Vídeo: Sindicato mostra preocupação com ocupação de linhas da CSN e demissões que podem acontecer

O Farol da Bahia já havia antecipado a ocupação das linhas da CSN

[Vídeo: Sindicato mostra preocupação com ocupação de linhas da CSN e demissões que podem acontecer]

FOTO: Divulgação

O presidente do Sindicato dos Rodoviários, Hélio Ferreira, afirmou nesta sexta-feira (11) que ficou surpreso com a redistribuição de sete linhas que estavam sendo operadas pela Prefeitura de Salvador, entre outras empresas de ônibus da capital.
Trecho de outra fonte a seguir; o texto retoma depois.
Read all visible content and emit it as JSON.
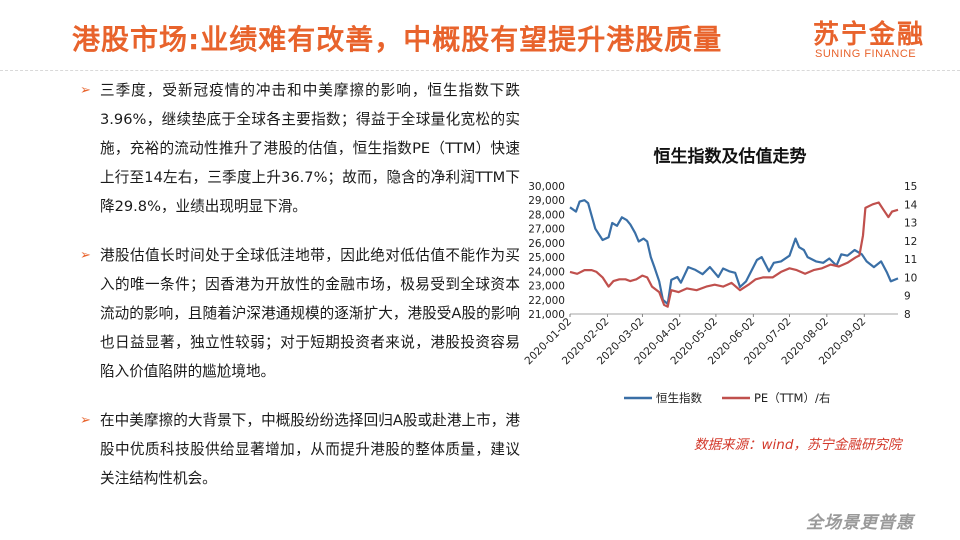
{
  "header": {
    "title": "港股市场:业绩难有改善，中概股有望提升港股质量",
    "logo_cn": "苏宁金融",
    "logo_en": "SUNING FINANCE"
  },
  "bullets": [
    "三季度，受新冠疫情的冲击和中美摩擦的影响，恒生指数下跌3.96%，继续垫底于全球各主要指数；得益于全球量化宽松的实施，充裕的流动性推升了港股的估值，恒生指数PE（TTM）快速上行至14左右，三季度上升36.7%；故而，隐含的净利润TTM下降29.8%，业绩出现明显下滑。",
    "港股估值长时间处于全球低洼地带，因此绝对低估值不能作为买入的唯一条件；因香港为开放性的金融市场，极易受到全球资本流动的影响，且随着沪深港通规模的逐渐扩大，港股受A股的影响也日益显著，独立性较弱；对于短期投资者来说，港股投资容易陷入价值陷阱的尴尬境地。",
    "在中美摩擦的大背景下，中概股纷纷选择回归A股或赴港上市，港股中优质科技股供给显著增加，从而提升港股的整体质量，建议关注结构性机会。"
  ],
  "source": "数据来源：wind，苏宁金融研究院",
  "footer_logo": "全场景更普惠",
  "colors": {
    "accent": "#e8632c",
    "hsi": "#3a6fa6",
    "pe": "#c0504d",
    "source": "#d33a2c"
  },
  "chart_data": {
    "type": "line",
    "title": "恒生指数及估值走势",
    "x_ticks": [
      "2020-01-02",
      "2020-02-02",
      "2020-03-02",
      "2020-04-02",
      "2020-05-02",
      "2020-06-02",
      "2020-07-02",
      "2020-08-02",
      "2020-09-02"
    ],
    "x_range": [
      "2020-01-02",
      "2020-09-30"
    ],
    "left_axis": {
      "min": 21000,
      "max": 30000,
      "ticks": [
        "21,000",
        "22,000",
        "23,000",
        "24,000",
        "25,000",
        "26,000",
        "27,000",
        "28,000",
        "29,000",
        "30,000"
      ]
    },
    "right_axis": {
      "min": 8,
      "max": 15,
      "ticks": [
        "8",
        "9",
        "10",
        "11",
        "12",
        "13",
        "14",
        "15"
      ]
    },
    "legend_position": "bottom",
    "series": [
      {
        "name": "恒生指数",
        "axis": "left",
        "points": [
          [
            "2020-01-02",
            28500
          ],
          [
            "2020-01-07",
            28200
          ],
          [
            "2020-01-10",
            28900
          ],
          [
            "2020-01-14",
            29000
          ],
          [
            "2020-01-17",
            28800
          ],
          [
            "2020-01-20",
            27900
          ],
          [
            "2020-01-23",
            27000
          ],
          [
            "2020-01-29",
            26200
          ],
          [
            "2020-02-03",
            26400
          ],
          [
            "2020-02-06",
            27400
          ],
          [
            "2020-02-10",
            27200
          ],
          [
            "2020-02-14",
            27800
          ],
          [
            "2020-02-18",
            27600
          ],
          [
            "2020-02-21",
            27300
          ],
          [
            "2020-02-25",
            26700
          ],
          [
            "2020-02-28",
            26100
          ],
          [
            "2020-03-03",
            26300
          ],
          [
            "2020-03-06",
            26100
          ],
          [
            "2020-03-09",
            25000
          ],
          [
            "2020-03-12",
            24300
          ],
          [
            "2020-03-16",
            23300
          ],
          [
            "2020-03-19",
            22000
          ],
          [
            "2020-03-23",
            21700
          ],
          [
            "2020-03-26",
            23400
          ],
          [
            "2020-03-31",
            23600
          ],
          [
            "2020-04-03",
            23200
          ],
          [
            "2020-04-09",
            24300
          ],
          [
            "2020-04-15",
            24100
          ],
          [
            "2020-04-21",
            23800
          ],
          [
            "2020-04-27",
            24300
          ],
          [
            "2020-05-04",
            23600
          ],
          [
            "2020-05-08",
            24200
          ],
          [
            "2020-05-13",
            24000
          ],
          [
            "2020-05-18",
            23900
          ],
          [
            "2020-05-22",
            22900
          ],
          [
            "2020-05-27",
            23300
          ],
          [
            "2020-06-02",
            24300
          ],
          [
            "2020-06-05",
            24800
          ],
          [
            "2020-06-09",
            25000
          ],
          [
            "2020-06-15",
            24000
          ],
          [
            "2020-06-19",
            24600
          ],
          [
            "2020-06-25",
            24700
          ],
          [
            "2020-07-02",
            25100
          ],
          [
            "2020-07-07",
            26300
          ],
          [
            "2020-07-10",
            25700
          ],
          [
            "2020-07-14",
            25500
          ],
          [
            "2020-07-17",
            25000
          ],
          [
            "2020-07-24",
            24700
          ],
          [
            "2020-07-30",
            24600
          ],
          [
            "2020-08-04",
            24900
          ],
          [
            "2020-08-10",
            24400
          ],
          [
            "2020-08-14",
            25200
          ],
          [
            "2020-08-19",
            25100
          ],
          [
            "2020-08-25",
            25500
          ],
          [
            "2020-08-31",
            25200
          ],
          [
            "2020-09-04",
            24700
          ],
          [
            "2020-09-10",
            24300
          ],
          [
            "2020-09-16",
            24700
          ],
          [
            "2020-09-21",
            23900
          ],
          [
            "2020-09-24",
            23300
          ],
          [
            "2020-09-30",
            23500
          ]
        ]
      },
      {
        "name": "PE（TTM）/右",
        "axis": "right",
        "points": [
          [
            "2020-01-02",
            10.3
          ],
          [
            "2020-01-08",
            10.2
          ],
          [
            "2020-01-14",
            10.4
          ],
          [
            "2020-01-20",
            10.4
          ],
          [
            "2020-01-24",
            10.3
          ],
          [
            "2020-01-29",
            10.0
          ],
          [
            "2020-02-03",
            9.5
          ],
          [
            "2020-02-07",
            9.8
          ],
          [
            "2020-02-12",
            9.9
          ],
          [
            "2020-02-17",
            9.9
          ],
          [
            "2020-02-21",
            9.8
          ],
          [
            "2020-02-26",
            9.9
          ],
          [
            "2020-03-02",
            10.1
          ],
          [
            "2020-03-06",
            10.0
          ],
          [
            "2020-03-10",
            9.5
          ],
          [
            "2020-03-16",
            9.2
          ],
          [
            "2020-03-20",
            8.5
          ],
          [
            "2020-03-23",
            8.4
          ],
          [
            "2020-03-26",
            9.3
          ],
          [
            "2020-04-01",
            9.2
          ],
          [
            "2020-04-08",
            9.4
          ],
          [
            "2020-04-16",
            9.3
          ],
          [
            "2020-04-24",
            9.5
          ],
          [
            "2020-05-01",
            9.6
          ],
          [
            "2020-05-08",
            9.5
          ],
          [
            "2020-05-15",
            9.7
          ],
          [
            "2020-05-22",
            9.3
          ],
          [
            "2020-05-29",
            9.6
          ],
          [
            "2020-06-04",
            9.9
          ],
          [
            "2020-06-10",
            10.0
          ],
          [
            "2020-06-18",
            10.0
          ],
          [
            "2020-06-25",
            10.3
          ],
          [
            "2020-07-02",
            10.5
          ],
          [
            "2020-07-08",
            10.4
          ],
          [
            "2020-07-15",
            10.2
          ],
          [
            "2020-07-22",
            10.4
          ],
          [
            "2020-07-29",
            10.5
          ],
          [
            "2020-08-05",
            10.7
          ],
          [
            "2020-08-12",
            10.6
          ],
          [
            "2020-08-19",
            10.8
          ],
          [
            "2020-08-26",
            11.1
          ],
          [
            "2020-08-29",
            11.2
          ],
          [
            "2020-09-01",
            12.3
          ],
          [
            "2020-09-03",
            13.8
          ],
          [
            "2020-09-09",
            14.0
          ],
          [
            "2020-09-14",
            14.1
          ],
          [
            "2020-09-18",
            13.7
          ],
          [
            "2020-09-22",
            13.3
          ],
          [
            "2020-09-25",
            13.6
          ],
          [
            "2020-09-30",
            13.7
          ]
        ]
      }
    ]
  }
}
Os 61 veículos foram apreendidos depois de uma determinação judicial, na noite de segunda-feira (31). 

Na quarta-feira (11), no entanto, uma decisão da Justiça baiana devolveu 24 dos 61 ônibus. A decisão atendeu um pedido da Procuradoria do Município que alegou que os 61 coletivos aprendidos eram usados para o transporte público.  Apesar disso, outros quatro ônibus continuam sob tutela da Justiça, porque estão sem condições de rodar.

“Conversei com o prefeito, essas linhas são provisórias devido a situação da CSN não poder operar, pela apreensão dos 61 ônibus e dos carros que estão em manutenção. Para a cidade não ficar no prejuízo, repassou para outras empresas. Nós temos um acordo com o prefeito, que quem assumir a empresa assume os funcionários. Como é provisório, não teremos prejuízo nos salários", disse o presidente do Sindicato, em vídeo divulgado nas redes sociais.
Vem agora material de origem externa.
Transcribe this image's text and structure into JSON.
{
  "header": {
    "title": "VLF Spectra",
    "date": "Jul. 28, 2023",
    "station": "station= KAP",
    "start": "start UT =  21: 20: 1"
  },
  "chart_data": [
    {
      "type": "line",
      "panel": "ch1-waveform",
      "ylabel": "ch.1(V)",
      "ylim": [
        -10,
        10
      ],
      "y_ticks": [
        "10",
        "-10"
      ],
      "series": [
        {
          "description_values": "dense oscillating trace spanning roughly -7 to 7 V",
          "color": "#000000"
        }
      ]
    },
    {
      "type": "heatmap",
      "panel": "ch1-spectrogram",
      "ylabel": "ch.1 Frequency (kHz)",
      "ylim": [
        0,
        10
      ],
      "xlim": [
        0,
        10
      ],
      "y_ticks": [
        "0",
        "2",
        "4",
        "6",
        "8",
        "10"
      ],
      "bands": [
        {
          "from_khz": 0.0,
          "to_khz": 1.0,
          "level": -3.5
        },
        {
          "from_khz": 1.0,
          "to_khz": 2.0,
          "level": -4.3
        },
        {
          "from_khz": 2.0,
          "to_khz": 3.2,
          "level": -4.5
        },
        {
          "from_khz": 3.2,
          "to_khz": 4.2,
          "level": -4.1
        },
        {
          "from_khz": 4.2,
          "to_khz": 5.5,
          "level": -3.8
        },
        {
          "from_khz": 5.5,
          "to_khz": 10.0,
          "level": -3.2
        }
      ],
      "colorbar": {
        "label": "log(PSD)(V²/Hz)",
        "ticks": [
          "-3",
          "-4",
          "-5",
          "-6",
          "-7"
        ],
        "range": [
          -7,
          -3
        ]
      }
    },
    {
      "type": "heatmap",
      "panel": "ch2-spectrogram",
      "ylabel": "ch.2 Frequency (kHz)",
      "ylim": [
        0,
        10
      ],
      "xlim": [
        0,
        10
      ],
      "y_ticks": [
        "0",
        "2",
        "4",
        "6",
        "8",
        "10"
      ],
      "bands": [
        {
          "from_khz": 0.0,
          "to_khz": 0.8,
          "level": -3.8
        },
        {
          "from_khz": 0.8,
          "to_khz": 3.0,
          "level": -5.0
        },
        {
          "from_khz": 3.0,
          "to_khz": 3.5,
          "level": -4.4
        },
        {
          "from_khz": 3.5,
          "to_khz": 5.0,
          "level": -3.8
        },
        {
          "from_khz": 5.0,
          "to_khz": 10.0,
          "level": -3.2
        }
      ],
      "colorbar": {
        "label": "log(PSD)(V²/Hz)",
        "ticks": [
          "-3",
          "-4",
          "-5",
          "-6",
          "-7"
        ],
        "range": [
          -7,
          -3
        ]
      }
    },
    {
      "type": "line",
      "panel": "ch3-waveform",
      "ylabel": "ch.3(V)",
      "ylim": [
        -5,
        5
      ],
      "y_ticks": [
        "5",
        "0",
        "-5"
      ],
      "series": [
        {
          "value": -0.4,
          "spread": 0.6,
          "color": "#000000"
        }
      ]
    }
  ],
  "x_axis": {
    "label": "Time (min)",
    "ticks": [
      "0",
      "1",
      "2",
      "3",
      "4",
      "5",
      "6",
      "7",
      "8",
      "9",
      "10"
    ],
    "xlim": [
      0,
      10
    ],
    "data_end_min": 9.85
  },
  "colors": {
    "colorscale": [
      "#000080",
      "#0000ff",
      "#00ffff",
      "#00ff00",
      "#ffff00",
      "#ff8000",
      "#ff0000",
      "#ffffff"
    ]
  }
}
Fontes do Farol da Bahia garantem que a preocupação do Sindicato, é pelo fato da prefeitura estar passando os ônibus para outras empresas, conforme adiantou a coluna Notinhas do Carvalho, além de não ter feito a manutenção necessária e com isso, emprega agora muito possivelmente os funcionários da CSN vão acabar sendo demitidos, inclusive, a aqueles que foram contratados via REDA cujo o contrato só tem validade por seis meses.
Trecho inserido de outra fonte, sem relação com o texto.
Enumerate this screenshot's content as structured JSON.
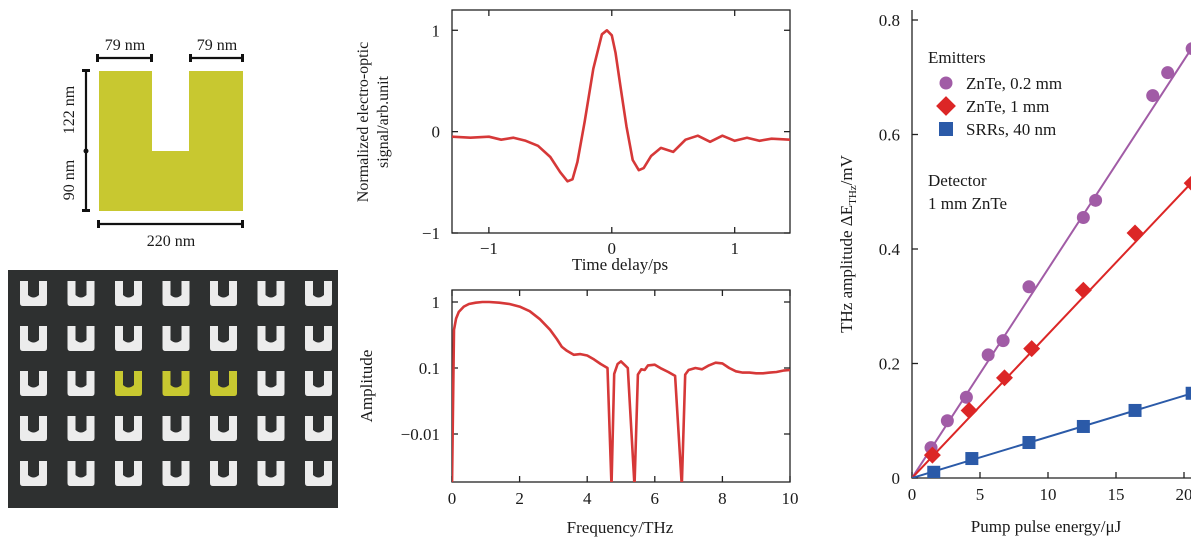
{
  "colors": {
    "gold": "#c8c830",
    "red_curve": "#d63838",
    "purple": "#a15ca6",
    "red": "#dc2626",
    "blue": "#2b5aa8",
    "sem_bg": "#2e3030",
    "sem_u": "#ececec"
  },
  "schematic": {
    "top_left_dim": "79 nm",
    "top_right_dim": "79 nm",
    "left_outer_dim": "90 nm",
    "left_inner_dim": "122 nm",
    "bottom_dim": "220 nm"
  },
  "sem": {
    "rows": 5,
    "cols": 7,
    "highlight_row": 2,
    "highlight_cols": [
      2,
      3,
      4
    ]
  },
  "chart_data": [
    {
      "type": "line",
      "xlabel": "Time delay/ps",
      "ylabel_lines": [
        "Normalized electro-optic",
        "signal/arb.unit"
      ],
      "xlim": [
        -1.3,
        1.45
      ],
      "ylim": [
        -1,
        1.2
      ],
      "xticks": [
        -1,
        0,
        1
      ],
      "xtick_labels": [
        "−1",
        "0",
        "1"
      ],
      "yticks": [
        -1,
        0,
        1
      ],
      "ytick_labels": [
        "−1",
        "0",
        "1"
      ],
      "series": [
        {
          "x": [
            -1.3,
            -1.15,
            -1.0,
            -0.9,
            -0.8,
            -0.7,
            -0.6,
            -0.5,
            -0.42,
            -0.36,
            -0.32,
            -0.28,
            -0.22,
            -0.15,
            -0.08,
            -0.04,
            0.0,
            0.03,
            0.07,
            0.12,
            0.17,
            0.22,
            0.26,
            0.32,
            0.4,
            0.5,
            0.6,
            0.7,
            0.8,
            0.9,
            1.0,
            1.1,
            1.2,
            1.3,
            1.45
          ],
          "y": [
            -0.05,
            -0.06,
            -0.05,
            -0.08,
            -0.06,
            -0.09,
            -0.14,
            -0.25,
            -0.4,
            -0.49,
            -0.47,
            -0.3,
            0.1,
            0.62,
            0.96,
            1.0,
            0.95,
            0.78,
            0.45,
            0.05,
            -0.28,
            -0.38,
            -0.36,
            -0.24,
            -0.16,
            -0.2,
            -0.08,
            -0.04,
            -0.1,
            -0.04,
            -0.09,
            -0.06,
            -0.09,
            -0.07,
            -0.08
          ]
        }
      ]
    },
    {
      "type": "line",
      "xlabel": "Frequency/THz",
      "ylabel": "Amplitude",
      "xlim": [
        0,
        10
      ],
      "xticks": [
        0,
        2,
        4,
        6,
        8,
        10
      ],
      "xtick_labels": [
        "0",
        "2",
        "4",
        "6",
        "8",
        "10"
      ],
      "ytick_labels": [
        "1",
        "0.1",
        "−0.01"
      ],
      "series": [
        {
          "x": [
            0.0,
            0.06,
            0.12,
            0.2,
            0.35,
            0.5,
            0.7,
            0.9,
            1.1,
            1.4,
            1.7,
            2.0,
            2.3,
            2.6,
            2.9,
            3.1,
            3.25,
            3.4,
            3.6,
            3.8,
            4.0,
            4.2,
            4.4,
            4.6,
            4.72,
            4.8,
            4.9,
            5.0,
            5.1,
            5.2,
            5.4,
            5.5,
            5.6,
            5.7,
            5.8,
            6.0,
            6.2,
            6.4,
            6.6,
            6.8,
            6.9,
            7.0,
            7.2,
            7.4,
            7.6,
            7.8,
            8.0,
            8.2,
            8.4,
            8.6,
            8.8,
            9.0,
            9.2,
            9.4,
            9.6,
            9.8,
            10.0
          ],
          "y_display": [
            0.0,
            0.58,
            0.75,
            0.85,
            0.93,
            0.97,
            0.99,
            1.0,
            1.0,
            0.99,
            0.97,
            0.93,
            0.86,
            0.74,
            0.58,
            0.44,
            0.32,
            0.26,
            0.2,
            0.21,
            0.19,
            0.13,
            0.06,
            0.0,
            -0.32,
            -0.09,
            0.06,
            0.1,
            0.05,
            0.0,
            -0.22,
            -0.1,
            -0.02,
            -0.03,
            0.04,
            0.05,
            -0.01,
            -0.06,
            -0.12,
            -0.15,
            -0.1,
            -0.03,
            0.0,
            -0.02,
            0.04,
            0.08,
            0.07,
            0.0,
            -0.05,
            -0.07,
            -0.07,
            -0.08,
            -0.08,
            -0.07,
            -0.06,
            -0.04,
            -0.03
          ]
        }
      ]
    },
    {
      "type": "scatter",
      "xlabel": "Pump pulse energy/μJ",
      "ylabel": "THz amplitude ΔE",
      "ylabel_sub": "THz",
      "ylabel_unit": "/mV",
      "xlim": [
        0,
        21
      ],
      "ylim": [
        0,
        0.8
      ],
      "xticks": [
        0,
        5,
        10,
        15,
        20
      ],
      "xtick_labels": [
        "0",
        "5",
        "10",
        "15",
        "20"
      ],
      "yticks": [
        0,
        0.2,
        0.4,
        0.6,
        0.8
      ],
      "ytick_labels": [
        "0",
        "0.2",
        "0.4",
        "0.6",
        "0.8"
      ],
      "legend_title": "Emitters",
      "detector_label_lines": [
        "Detector",
        "1 mm ZnTe"
      ],
      "series": [
        {
          "name": "ZnTe, 0.2 mm",
          "marker": "circle",
          "color": "#a15ca6",
          "x": [
            1.4,
            2.6,
            4.0,
            5.6,
            6.7,
            8.6,
            12.6,
            13.5,
            17.7,
            18.8,
            20.6
          ],
          "y": [
            0.053,
            0.1,
            0.141,
            0.215,
            0.24,
            0.334,
            0.455,
            0.485,
            0.668,
            0.708,
            0.75
          ],
          "fit_end": [
            20.6,
            0.752
          ]
        },
        {
          "name": "ZnTe, 1 mm",
          "marker": "diamond",
          "color": "#dc2626",
          "x": [
            1.5,
            4.2,
            6.8,
            8.8,
            12.6,
            16.4,
            20.6
          ],
          "y": [
            0.04,
            0.118,
            0.175,
            0.226,
            0.328,
            0.428,
            0.515
          ],
          "fit_end": [
            20.6,
            0.517
          ]
        },
        {
          "name": "SRRs, 40 nm",
          "marker": "square",
          "color": "#2b5aa8",
          "x": [
            1.6,
            4.4,
            8.6,
            12.6,
            16.4,
            20.6
          ],
          "y": [
            0.01,
            0.034,
            0.062,
            0.09,
            0.118,
            0.148
          ],
          "fit_end": [
            20.6,
            0.148
          ]
        }
      ]
    }
  ]
}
Ainda de acordo com informações exclusivas do Farol da Bahia, a Prefeitura está tendo dificuldades burocráticas para manter a operação regular e os empresários das empresas Otima e Plataforma reclamam do não pagamento diante do desequilíbrio causado pela pandemia, seguem muito preocupados com o aumento dos custos da operação e com as dificuldades financeiras já instaladas. Apesar disto, o serviço continua sendo prestado.